The first two categories above are obvious. Fractures show up on x-rays and no matter how minor they are, they reach the threshold of serious injury. Even if no treatment is needed and there is no disability, a hairline fracture of the left little toe is sufficient. Obvious disfigurement is less obvious. Often the question is whether cuts and abrasions on the face or other visible parts of the body result in “scarring,” and whether the remaining marks are truly disfiguring. Case law explains that a scar must be so unattractive that the person is the target of “pity and contempt”. Flags that must be “pointed out” will not meet the threshold.
To lose a fetus, it must be proven that the miscarriage was indeed accidental. Claims that a miscarriage is caused by a minor impact are implausible, especially if the woman miscarries a month later without immediate medical attention.
The “permanent loss” and “serious limitation” sections were designed to cover paralysis or other serious loss of use, but have grown to include less serious injuries such as torn ligaments and neck and back hernias. There must always be objective evidence such as MRIs and physician reports to support these claims, and subjective claims of pain are never sufficient to meet the threshold for serious injury.

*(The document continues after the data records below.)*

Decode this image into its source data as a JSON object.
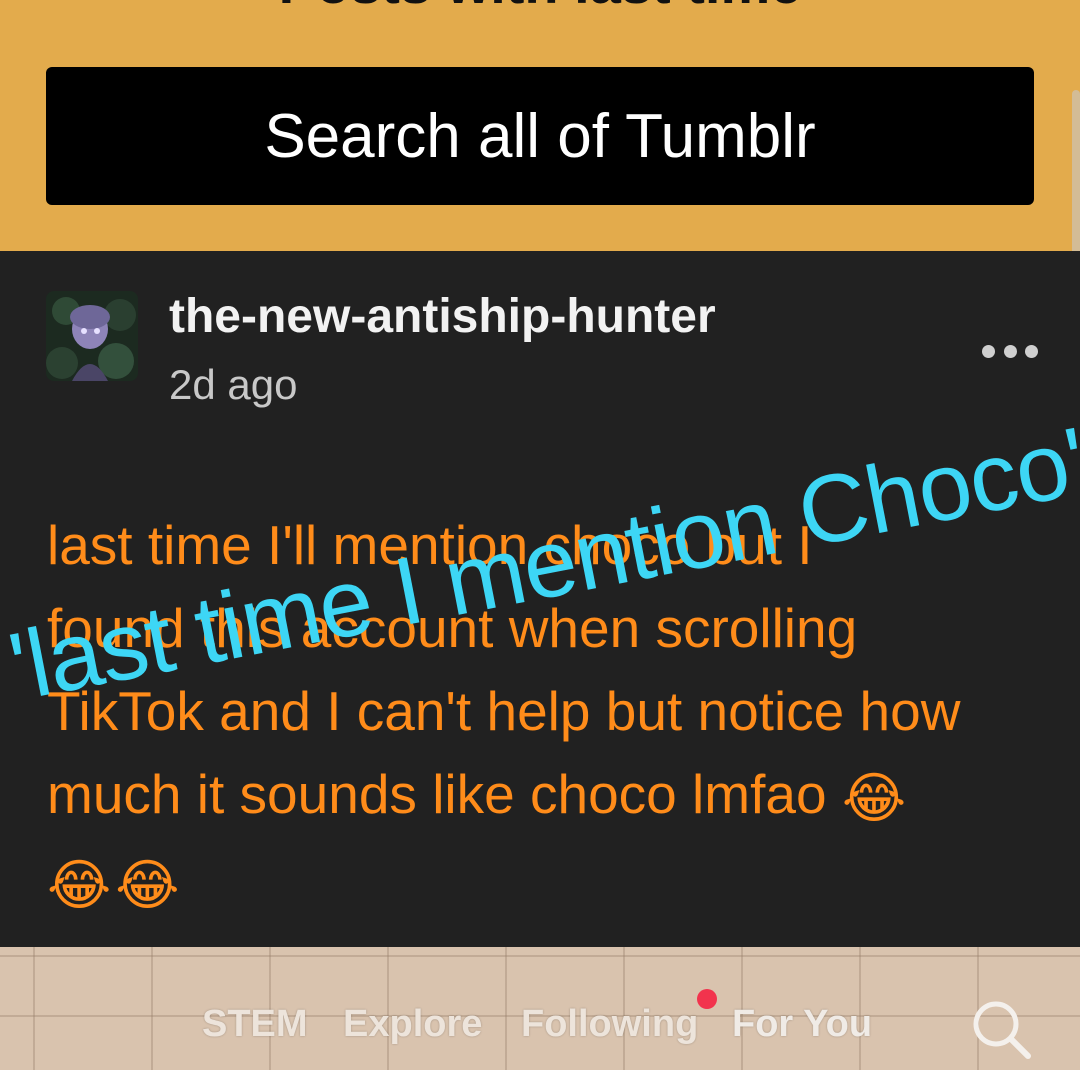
{
  "header": {
    "title": "Posts with last time",
    "search_label": "Search all of Tumblr",
    "accent_color": "#e3ab4c"
  },
  "post": {
    "blog_name": "the-new-antiship-hunter",
    "time_ago": "2d ago",
    "more_icon": "ellipsis-icon",
    "body_lines": [
      "last time I'll mention choco but I",
      "found this account when scrolling",
      "TikTok and I can't help but notice how",
      "much it sounds like choco lmfao"
    ],
    "emoji": "😂",
    "text_color": "#ff8c1a"
  },
  "overlay": {
    "caption": "'last time I mention Choco'",
    "color": "#3dd6f5"
  },
  "bottom_nav": {
    "tabs": [
      "STEM",
      "Explore",
      "Following",
      "For You"
    ],
    "active_tab": "For You",
    "search_icon": "search-icon"
  }
}
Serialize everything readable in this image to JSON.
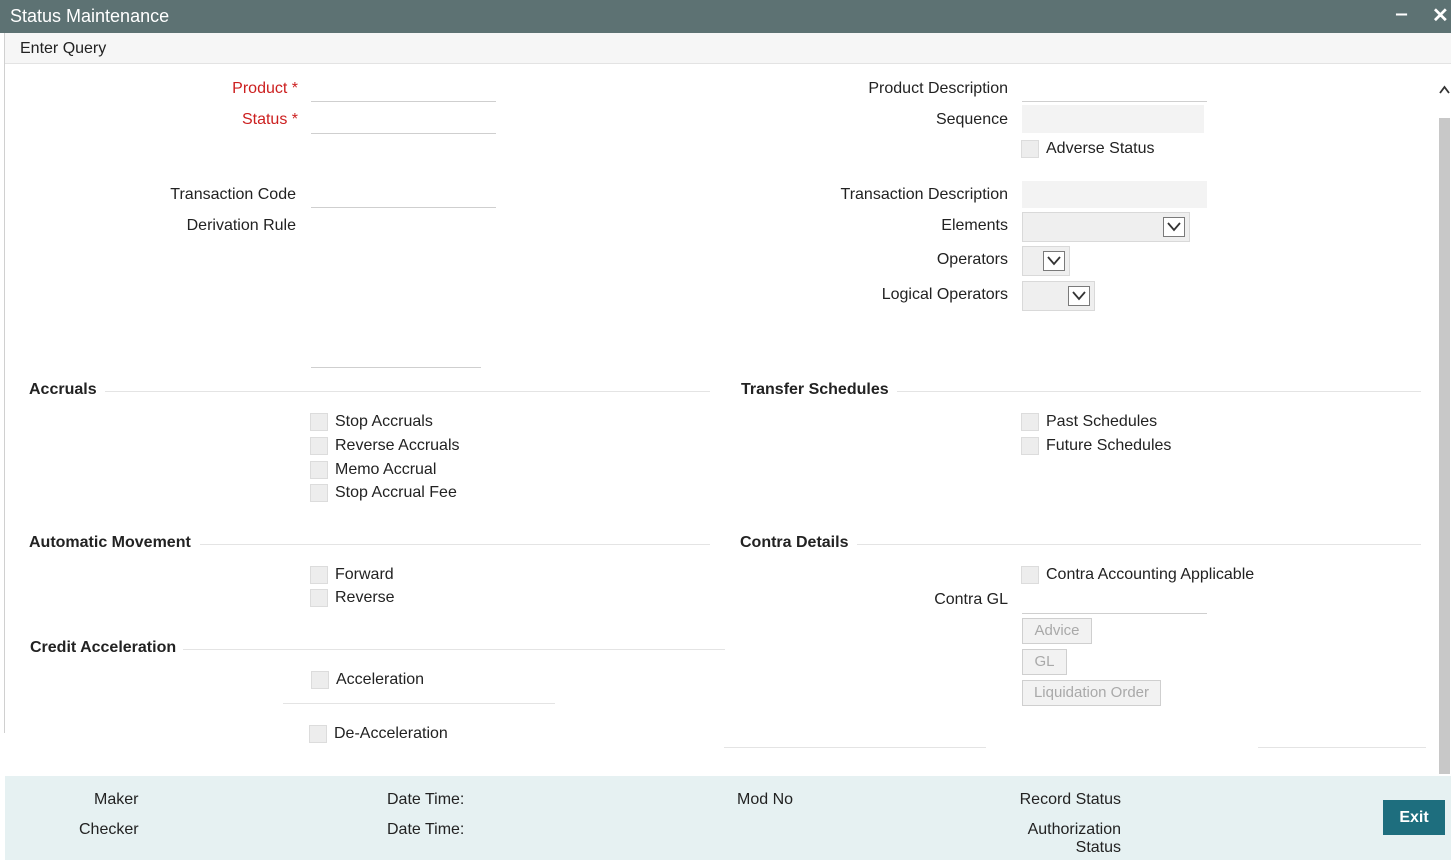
{
  "window": {
    "title": "Status Maintenance",
    "minimize": "‒",
    "close": "✕"
  },
  "menu": {
    "enter_query": "Enter Query"
  },
  "form": {
    "product_label": "Product",
    "status_label": "Status",
    "required_mark": "*",
    "product_description_label": "Product Description",
    "sequence_label": "Sequence",
    "adverse_status_label": "Adverse Status",
    "transaction_code_label": "Transaction Code",
    "transaction_description_label": "Transaction Description",
    "derivation_rule_label": "Derivation Rule",
    "elements_label": "Elements",
    "operators_label": "Operators",
    "logical_operators_label": "Logical Operators"
  },
  "accruals": {
    "title": "Accruals",
    "items": [
      "Stop Accruals",
      "Reverse Accruals",
      "Memo Accrual",
      "Stop Accrual Fee"
    ]
  },
  "transfer_schedules": {
    "title": "Transfer Schedules",
    "items": [
      "Past Schedules",
      "Future Schedules"
    ]
  },
  "automatic_movement": {
    "title": "Automatic Movement",
    "items": [
      "Forward",
      "Reverse"
    ]
  },
  "contra_details": {
    "title": "Contra Details",
    "applicable_label": "Contra Accounting Applicable",
    "gl_label": "Contra GL",
    "buttons": [
      "Advice",
      "GL",
      "Liquidation Order"
    ]
  },
  "credit_acceleration": {
    "title": "Credit Acceleration",
    "acceleration_label": "Acceleration",
    "deacceleration_label": "De-Acceleration"
  },
  "footer": {
    "maker": "Maker",
    "checker": "Checker",
    "date_time_1": "Date Time:",
    "date_time_2": "Date Time:",
    "mod_no": "Mod No",
    "record_status": "Record Status",
    "authorization_status_1": "Authorization",
    "authorization_status_2": "Status",
    "exit": "Exit"
  }
}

The threshold is reached when an injured person is out of work for more than 90 days as a result of the injury. Off hours don’t have to be immediate, nor do they need to be consecutive. For example, a person may be out of work for a month after an accident, then try to go back to work, go out again, go back again, have surgery, then go out again to recover. As long as a total of more than 90 days in the previous 180 days, you meet the serious injury threshold as long as your doctor certifies that you are genuinely unable to work. It’s not impossible, but harder to qualify without full-time paid employment, but it may apply in some cases. For example, a housewife with young children who may not be able to provide care and needs to hire child care for her children loses 90 out of 180 of her daily activities.